Coinbase Bug Let Users Steal Unlimited ETH

0
810
Coinbase
(Credit: The Verge)

A Coinbase bug could have just given you a one-off opportunity to become a cryptocurrency multi-billionaire.

Coinbase
(Credit: The Verge)

In a report made public yesterday, the Dutch fintech firm discovered a vulnerability that allowed users to steal as much Ethereum (ETH) as they want. The glitch was first reported in December 27 last year.

The US’ largest exchange awarded VI Company a bounty of $10,000 for spotting the smart contract issue.

“By using a smart contract to distribute ether over a set of wallets you can manipulate the account balance of your Coinbase account,” the VI Company outlined in the report.

“If one of the internal transactions in the smart contract fails all transactions before that will be reversed. But on Coinbase these transactions will not be reversed”.

This meant that someone could have abused this issue to credit their wallets with infinite amounts of Ethereum.

The researchers at VI Company uploaded screenshots of the transactions on the app as well as a link of the transaction to Etherscan.

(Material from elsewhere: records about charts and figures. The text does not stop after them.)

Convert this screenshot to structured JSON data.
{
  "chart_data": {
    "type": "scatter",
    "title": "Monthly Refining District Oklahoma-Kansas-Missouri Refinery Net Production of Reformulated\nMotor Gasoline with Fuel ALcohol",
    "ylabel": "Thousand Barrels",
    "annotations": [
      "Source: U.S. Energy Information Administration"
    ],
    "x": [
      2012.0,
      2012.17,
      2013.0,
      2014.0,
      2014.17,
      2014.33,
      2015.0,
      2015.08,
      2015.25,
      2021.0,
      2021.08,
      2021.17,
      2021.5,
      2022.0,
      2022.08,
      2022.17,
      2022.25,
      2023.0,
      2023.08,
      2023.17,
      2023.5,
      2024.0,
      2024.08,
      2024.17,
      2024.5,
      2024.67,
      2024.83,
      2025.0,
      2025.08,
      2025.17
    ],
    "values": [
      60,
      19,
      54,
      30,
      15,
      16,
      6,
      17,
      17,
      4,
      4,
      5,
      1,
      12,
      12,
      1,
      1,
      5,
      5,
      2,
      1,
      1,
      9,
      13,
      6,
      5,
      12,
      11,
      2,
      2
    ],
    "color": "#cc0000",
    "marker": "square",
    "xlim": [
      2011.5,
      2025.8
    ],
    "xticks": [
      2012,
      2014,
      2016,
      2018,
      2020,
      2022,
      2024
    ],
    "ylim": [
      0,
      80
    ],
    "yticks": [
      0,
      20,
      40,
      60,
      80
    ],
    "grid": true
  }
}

If you’re wondering how they did the transaction, you’re in luck. The researches explained the process of the exploit:

  • Setup a smart contract with a few valid Coinbase wallets and 1 final faulty wallet (always throw exception when receiving funds smart contract for example)
  • Transfer appropriate funds to smart contract.
  • Execute smart contract adding the set amount of ether to the Coinbase wallets without ever actually leaving the smart contract wallet because the complete transaction fails at the last wallet.
  • Repeat until you have more than enough ethereum in your Coinbase wallet.
  • Cash out, transfer to off site wallet.

It is unclear if there were people who managed to abuse the glitch.

According to Coinbase however, “Analysis of the issue indicated only accidental loss for Coinbase, and no exploitation attempts”.

The US-based exchanged has been facing continued technical difficulties for almost a year now. This is mainly because of the huge influx of new users in the mid-2017.